STP is the culinary equivalent of Himalayan balsam on our riverbanks. Since it was introduced in the 1980s, it has taken over pub menus, driving out all other desserts. It has particularly colonised the roast dinner market where it follows beef and Yorkshire pudding as surely as Monday follows Sunday.
But not at the Cross Keys in Eppleby, where the kitchen has recently been taken over by Alastair Ross, formerly of the Fleece Hotel in Richmond and before that at the highly regarded, but terribly small, Oak Tree at Hutton Magna. So does this STP-free menu show a daredevil determination to tear up convention, or that a little imagination has been put to work on the time-honoured Sunday roast? Eppleby is among the pleasant villages scattered in the quiet countryside to the west of Darlington. The Cross Keys closed when the pandemic struck in 2020 and did not reopen until October 2022, when it gained a redecoration making it fashionably grey inside – even a tartan grey carpet.

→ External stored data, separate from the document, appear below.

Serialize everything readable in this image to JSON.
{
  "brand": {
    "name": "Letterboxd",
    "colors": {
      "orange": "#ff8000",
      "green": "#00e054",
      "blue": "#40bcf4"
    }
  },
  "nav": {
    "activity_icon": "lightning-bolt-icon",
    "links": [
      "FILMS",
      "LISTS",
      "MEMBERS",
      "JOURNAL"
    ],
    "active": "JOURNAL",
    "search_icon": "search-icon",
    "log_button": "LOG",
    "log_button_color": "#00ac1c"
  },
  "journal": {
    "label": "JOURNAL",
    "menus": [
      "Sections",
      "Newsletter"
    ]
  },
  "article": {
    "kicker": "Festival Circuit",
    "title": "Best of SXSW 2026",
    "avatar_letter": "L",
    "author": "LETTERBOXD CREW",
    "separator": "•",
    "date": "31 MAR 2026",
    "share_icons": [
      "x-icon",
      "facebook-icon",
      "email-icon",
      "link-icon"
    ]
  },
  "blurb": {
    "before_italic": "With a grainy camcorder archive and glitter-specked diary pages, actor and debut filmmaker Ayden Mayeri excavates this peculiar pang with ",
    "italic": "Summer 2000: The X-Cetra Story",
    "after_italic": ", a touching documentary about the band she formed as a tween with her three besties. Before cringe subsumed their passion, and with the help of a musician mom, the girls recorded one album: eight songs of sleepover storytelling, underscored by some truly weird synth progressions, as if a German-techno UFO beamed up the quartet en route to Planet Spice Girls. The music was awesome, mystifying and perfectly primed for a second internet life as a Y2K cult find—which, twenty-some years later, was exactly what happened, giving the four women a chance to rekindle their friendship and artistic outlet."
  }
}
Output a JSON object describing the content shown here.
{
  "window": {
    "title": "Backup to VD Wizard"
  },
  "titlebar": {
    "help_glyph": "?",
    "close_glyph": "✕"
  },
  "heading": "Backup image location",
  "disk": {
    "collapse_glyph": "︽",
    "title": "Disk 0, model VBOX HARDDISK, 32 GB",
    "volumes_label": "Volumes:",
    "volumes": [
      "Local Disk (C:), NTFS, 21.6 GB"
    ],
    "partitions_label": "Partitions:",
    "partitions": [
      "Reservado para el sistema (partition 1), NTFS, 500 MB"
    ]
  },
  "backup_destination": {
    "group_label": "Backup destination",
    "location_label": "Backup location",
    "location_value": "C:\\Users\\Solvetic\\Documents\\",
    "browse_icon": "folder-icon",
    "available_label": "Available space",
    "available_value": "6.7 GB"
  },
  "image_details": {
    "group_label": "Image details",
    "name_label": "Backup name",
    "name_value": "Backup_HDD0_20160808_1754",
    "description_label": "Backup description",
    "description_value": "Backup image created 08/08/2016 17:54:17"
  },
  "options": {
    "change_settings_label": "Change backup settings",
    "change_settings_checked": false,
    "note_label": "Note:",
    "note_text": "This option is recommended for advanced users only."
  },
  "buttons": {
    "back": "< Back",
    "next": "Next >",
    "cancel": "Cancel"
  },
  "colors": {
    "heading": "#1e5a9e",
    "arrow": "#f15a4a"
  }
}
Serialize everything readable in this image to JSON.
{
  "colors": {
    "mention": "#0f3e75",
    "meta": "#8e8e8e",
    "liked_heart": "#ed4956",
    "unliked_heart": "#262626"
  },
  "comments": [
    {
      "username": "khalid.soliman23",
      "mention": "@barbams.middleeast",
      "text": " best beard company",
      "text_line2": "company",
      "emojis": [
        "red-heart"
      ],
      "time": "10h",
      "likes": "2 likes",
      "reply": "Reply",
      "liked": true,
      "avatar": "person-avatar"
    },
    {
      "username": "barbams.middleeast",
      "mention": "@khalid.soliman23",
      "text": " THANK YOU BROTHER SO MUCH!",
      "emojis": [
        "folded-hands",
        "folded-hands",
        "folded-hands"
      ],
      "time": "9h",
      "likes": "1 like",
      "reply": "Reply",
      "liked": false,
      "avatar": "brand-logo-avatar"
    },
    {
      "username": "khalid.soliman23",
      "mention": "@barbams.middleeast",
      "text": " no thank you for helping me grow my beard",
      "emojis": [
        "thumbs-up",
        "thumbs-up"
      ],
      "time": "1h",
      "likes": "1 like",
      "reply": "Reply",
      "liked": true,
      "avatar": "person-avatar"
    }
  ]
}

We visited on Fathers’ Day, and learned that the starter specials included harissa minestrone soup and a haddock and mussels broth, even though the regular menu had five interesting-looking starters, including an Indian spiced Scotch egg. Smoked mackerel pate Between four of us, we shared two dishes. The warm salad of Hoisin pork belly (£7.
75) was lovely, the soft meat coated in rich sauce sitting on a green, crunchy salad of lettuce and cucumber with the middles cut out – apparently, cucumber seeds c.